E adianta: “se não houver outra hipótese, pois com certeza que nessa altura teremos de ir para a luta, apelando naturalmente aos portugueses que tenham consciência daquilo que foi sempre a sua história”, mas, esclarece, “não numa campanha. A Igreja não se envolve na política. Agora nos valores, [em] tudo aquilo que está relacionado com a pessoa humana, a Igreja é a primeira que desde sempre ‘suja os seus pés’, digamos assim”.
“[A Igreja] tem de se envolver sempre e cada vez mais, não pode ter medo, não pode estar na expectativa, antes pelo contrário, no sentido de propor que efectivamente esse grande valor da vida seja defendido e não seja ultrajado”, sublinha.
A resposta à eutanásia passa, adianta, “por outras respostas sociais que deveriam ser intensificadas”, designadamente nos cuidados paliativos.
D. Jorge Ortiga reconhece que “é complicado” encontrar um lugar numa unidade de cuidados continuados ou paliativos “e esta é que devia ser a verdadeira resposta, aqui é que se devia gastar dinheiro, não gastar dinheiro na morte das pessoas, mas gastar dinheiro para que haja condições e as pessoas possam chegar ao fim da sua vida de uma maneira digna. Isto é que me parece que era importante”.
REFORMAS “INSIGNIFICANTES”
Sobre a situação social e económica do país, D, Jorge Ortiga afirma que “os índices em alguns aspectos são positivos”. Contudo, refere, “não podemos viver pura e simplesmente das estatísticas, porque ainda há muitas situações de pobreza que não podemos de maneira nenhuma ignorar”.
“Que a sociedade portuguesa está melhor, evidentemente que ninguém o nega, mas enquanto houver alguém que não tem o indispensável para viver, a Igreja não poderá tranquilizar-se e dizer que está tudo feito. E há sempre alguém, particularmente no interior. É necessário olhar para o interior”, afirma.”
“As estatísticas muitas vezes reflectem aquilo que acontece nas cidades ou nas vilas e esquecem o interior, onde existem poucas pessoas, normalmente pessoas de idade, que muitas vezes estão praticamente abandonadas, estão sozinhas, e que se não for a presença da Igreja não há mais nenhuma presença, de quem olhe para elas e lhes preste atenção. Portanto, há muitas situações e esta do interior é um problema que me aparece ainda bastante grave”, alerta.

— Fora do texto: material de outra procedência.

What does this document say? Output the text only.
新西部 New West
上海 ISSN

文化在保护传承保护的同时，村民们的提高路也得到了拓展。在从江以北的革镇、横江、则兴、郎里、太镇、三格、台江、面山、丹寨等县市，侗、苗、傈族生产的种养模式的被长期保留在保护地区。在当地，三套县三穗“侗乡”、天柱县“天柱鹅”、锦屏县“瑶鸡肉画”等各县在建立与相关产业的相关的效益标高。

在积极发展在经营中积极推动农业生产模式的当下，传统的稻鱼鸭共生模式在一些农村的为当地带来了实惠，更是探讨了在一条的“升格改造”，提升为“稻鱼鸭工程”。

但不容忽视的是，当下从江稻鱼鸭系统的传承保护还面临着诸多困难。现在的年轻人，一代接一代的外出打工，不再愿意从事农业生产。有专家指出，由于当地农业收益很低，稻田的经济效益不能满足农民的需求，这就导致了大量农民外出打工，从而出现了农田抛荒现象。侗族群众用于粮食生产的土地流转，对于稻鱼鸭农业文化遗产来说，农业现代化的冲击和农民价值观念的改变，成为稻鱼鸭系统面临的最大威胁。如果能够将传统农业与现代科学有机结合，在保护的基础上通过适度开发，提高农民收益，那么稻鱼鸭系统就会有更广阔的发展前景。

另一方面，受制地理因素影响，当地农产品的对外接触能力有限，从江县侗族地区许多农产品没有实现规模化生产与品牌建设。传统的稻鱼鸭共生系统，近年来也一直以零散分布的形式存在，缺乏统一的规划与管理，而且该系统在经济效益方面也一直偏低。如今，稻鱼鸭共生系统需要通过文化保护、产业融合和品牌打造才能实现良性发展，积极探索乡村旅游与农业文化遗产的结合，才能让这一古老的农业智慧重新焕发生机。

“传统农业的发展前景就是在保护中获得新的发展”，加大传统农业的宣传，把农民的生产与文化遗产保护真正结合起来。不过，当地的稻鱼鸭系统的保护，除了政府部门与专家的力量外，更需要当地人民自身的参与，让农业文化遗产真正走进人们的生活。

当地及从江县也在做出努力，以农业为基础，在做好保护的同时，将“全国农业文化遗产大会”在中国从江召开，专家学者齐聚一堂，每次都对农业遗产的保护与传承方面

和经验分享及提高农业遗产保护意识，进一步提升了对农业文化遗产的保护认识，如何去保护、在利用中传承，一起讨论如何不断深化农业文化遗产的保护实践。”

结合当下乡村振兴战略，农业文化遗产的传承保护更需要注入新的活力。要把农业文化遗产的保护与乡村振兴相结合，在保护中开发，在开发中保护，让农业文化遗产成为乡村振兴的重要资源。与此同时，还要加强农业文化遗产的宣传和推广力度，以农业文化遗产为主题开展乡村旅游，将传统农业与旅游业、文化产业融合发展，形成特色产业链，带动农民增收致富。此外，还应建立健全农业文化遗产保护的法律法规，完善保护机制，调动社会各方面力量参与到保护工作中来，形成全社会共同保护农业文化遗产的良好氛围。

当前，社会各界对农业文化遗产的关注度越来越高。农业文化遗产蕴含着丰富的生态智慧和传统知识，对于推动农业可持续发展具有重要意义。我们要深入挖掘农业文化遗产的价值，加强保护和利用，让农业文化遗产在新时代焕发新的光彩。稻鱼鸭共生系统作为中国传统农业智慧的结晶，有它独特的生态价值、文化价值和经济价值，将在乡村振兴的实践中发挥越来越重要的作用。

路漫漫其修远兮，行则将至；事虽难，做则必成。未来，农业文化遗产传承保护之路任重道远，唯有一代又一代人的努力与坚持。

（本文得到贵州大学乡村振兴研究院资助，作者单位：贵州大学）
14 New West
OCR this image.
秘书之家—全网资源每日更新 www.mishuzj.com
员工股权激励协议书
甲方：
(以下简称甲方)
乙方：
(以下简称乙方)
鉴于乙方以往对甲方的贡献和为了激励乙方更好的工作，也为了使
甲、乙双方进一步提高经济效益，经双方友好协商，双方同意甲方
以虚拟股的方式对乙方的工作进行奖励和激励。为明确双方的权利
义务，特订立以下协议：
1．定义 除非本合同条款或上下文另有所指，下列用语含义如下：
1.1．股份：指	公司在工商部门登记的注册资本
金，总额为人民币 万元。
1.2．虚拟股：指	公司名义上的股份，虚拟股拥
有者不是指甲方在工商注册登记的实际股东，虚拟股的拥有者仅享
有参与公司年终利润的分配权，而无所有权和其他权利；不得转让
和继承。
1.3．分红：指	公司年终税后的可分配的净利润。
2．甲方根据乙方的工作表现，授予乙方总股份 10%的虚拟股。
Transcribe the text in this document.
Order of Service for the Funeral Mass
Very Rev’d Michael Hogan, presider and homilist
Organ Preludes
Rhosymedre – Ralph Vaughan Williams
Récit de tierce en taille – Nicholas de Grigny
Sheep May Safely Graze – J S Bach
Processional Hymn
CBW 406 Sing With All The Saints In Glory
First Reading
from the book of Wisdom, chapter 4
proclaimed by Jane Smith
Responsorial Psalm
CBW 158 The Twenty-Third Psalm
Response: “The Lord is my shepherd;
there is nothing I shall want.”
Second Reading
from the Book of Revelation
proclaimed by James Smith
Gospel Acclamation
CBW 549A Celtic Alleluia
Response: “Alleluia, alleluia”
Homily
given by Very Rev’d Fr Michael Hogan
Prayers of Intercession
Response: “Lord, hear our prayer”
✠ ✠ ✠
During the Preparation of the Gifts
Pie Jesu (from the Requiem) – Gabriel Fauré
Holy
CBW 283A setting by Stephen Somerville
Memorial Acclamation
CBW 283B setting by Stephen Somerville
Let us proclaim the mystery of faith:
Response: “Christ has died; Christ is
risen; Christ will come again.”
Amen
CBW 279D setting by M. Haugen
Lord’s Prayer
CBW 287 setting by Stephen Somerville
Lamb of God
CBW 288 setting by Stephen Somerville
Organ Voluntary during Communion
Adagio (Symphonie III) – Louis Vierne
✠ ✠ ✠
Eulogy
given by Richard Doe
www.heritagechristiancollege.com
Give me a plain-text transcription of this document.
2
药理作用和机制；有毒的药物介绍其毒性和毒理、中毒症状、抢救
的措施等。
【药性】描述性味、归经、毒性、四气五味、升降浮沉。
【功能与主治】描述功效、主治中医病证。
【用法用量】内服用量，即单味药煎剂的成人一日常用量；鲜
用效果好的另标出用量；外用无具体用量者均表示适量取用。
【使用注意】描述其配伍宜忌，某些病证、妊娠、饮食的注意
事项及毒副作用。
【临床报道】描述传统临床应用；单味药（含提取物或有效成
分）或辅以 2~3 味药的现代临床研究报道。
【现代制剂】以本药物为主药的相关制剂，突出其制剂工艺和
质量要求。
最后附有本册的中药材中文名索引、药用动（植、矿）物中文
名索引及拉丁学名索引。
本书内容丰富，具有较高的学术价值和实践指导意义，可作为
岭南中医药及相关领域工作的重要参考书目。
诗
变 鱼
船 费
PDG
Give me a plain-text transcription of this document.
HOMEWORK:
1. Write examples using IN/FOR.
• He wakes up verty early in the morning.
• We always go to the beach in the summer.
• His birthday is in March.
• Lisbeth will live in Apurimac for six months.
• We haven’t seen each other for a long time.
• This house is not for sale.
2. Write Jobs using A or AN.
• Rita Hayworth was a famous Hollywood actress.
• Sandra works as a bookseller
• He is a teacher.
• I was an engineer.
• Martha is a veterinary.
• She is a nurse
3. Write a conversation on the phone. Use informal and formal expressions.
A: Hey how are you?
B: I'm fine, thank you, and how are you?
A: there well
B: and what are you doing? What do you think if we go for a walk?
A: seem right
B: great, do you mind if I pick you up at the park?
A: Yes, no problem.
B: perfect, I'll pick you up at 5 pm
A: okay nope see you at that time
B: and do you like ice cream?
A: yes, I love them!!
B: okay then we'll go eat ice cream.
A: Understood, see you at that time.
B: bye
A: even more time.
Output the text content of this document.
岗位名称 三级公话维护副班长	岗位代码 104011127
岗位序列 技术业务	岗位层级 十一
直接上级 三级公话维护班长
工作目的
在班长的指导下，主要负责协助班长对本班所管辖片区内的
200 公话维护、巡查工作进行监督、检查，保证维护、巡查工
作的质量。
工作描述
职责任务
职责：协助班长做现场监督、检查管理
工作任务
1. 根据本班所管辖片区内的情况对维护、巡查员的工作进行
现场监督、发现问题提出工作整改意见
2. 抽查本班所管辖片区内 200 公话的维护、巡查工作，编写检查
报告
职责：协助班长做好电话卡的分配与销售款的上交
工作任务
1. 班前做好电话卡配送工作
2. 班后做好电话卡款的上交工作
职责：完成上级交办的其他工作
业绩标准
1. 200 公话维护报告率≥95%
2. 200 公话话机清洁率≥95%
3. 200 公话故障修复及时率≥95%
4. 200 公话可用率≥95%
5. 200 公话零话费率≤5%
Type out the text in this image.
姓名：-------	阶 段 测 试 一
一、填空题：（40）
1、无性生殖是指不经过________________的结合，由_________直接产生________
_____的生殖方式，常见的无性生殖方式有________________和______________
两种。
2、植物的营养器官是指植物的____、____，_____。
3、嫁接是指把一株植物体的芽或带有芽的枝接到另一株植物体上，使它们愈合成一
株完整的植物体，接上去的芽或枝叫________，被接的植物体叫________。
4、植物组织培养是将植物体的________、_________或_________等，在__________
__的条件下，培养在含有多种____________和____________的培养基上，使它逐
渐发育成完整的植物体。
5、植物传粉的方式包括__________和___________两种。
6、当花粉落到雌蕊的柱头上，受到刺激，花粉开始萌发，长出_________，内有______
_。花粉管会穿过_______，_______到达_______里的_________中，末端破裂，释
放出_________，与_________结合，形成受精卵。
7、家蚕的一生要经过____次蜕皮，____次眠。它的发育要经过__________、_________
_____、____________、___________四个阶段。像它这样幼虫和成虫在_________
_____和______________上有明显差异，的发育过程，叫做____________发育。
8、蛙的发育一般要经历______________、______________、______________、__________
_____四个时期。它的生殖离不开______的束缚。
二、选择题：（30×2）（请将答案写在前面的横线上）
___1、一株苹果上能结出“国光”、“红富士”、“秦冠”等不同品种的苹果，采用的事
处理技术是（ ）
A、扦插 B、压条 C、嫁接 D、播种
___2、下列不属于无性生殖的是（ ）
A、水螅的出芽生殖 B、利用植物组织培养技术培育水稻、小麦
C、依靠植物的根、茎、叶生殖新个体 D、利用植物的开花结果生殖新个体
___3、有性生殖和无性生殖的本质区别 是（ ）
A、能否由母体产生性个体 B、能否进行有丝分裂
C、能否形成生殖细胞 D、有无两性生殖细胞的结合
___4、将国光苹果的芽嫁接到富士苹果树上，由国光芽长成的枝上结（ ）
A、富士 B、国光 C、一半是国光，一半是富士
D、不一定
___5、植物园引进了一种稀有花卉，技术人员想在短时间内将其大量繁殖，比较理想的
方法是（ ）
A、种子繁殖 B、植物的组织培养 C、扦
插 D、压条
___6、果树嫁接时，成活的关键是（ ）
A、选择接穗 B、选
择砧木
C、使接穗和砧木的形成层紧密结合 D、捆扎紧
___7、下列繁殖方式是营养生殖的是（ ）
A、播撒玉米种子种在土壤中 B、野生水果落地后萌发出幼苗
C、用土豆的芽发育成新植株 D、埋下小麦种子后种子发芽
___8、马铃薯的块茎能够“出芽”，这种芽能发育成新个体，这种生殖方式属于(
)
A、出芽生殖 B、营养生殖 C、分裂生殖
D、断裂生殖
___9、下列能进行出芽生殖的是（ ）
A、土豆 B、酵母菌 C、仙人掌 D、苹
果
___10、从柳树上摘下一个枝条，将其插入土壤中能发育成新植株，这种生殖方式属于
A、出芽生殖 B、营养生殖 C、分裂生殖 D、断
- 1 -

“Olhando para o concreto, a habitação não é aquilo que deveria ser em muitas situações, a situação dos idosos também não – o dinheiro que recebem de reforma é verdadeiramente insignificante para responder às necessidades”, denuncia.
O Arcebispo de Braga admite que a acção social da Igreja “não é muito conhecida”. “Mas, é uma acção de grande valor e importância, de grande necessidade. Não são apenas os problemas que as instituições de solidariedade da Igreja enfrentam, mas a necessidade que têm de estar no meio desses problemas e de encontrar resposta. E de facto são muitos, por parte da juventude, por parte dos migrantes, hoje uma realidade nova”, diz.
SALÁRIO MÍNIMO “INSUFICIENTE”
A propósito do aumento do salário mínimo e dos valores propostos, quer pelo governo quer pelas centrais sindicais, D. Jorge Ortiga é cauteloso.
“O caminho para fazer com que as coisas possam evoluir e ser diferentes é uma coisa que efectivamente não me diz respeito. Agora, que gostaria de ver as pessoas com outra capacidade, sem dúvida nenhuma”, afirma.
O importante, frisa, “é dialogar”.
“É fundamental o diálogo entre todas as instituições para chegar a uma solução e a um consenso, na certeza de que o ordenado mínimo ainda é bastante, eu direi, insuficiente para que as pessoas possam viver tranquilamente com a dignidade a que têm direito”, conclui.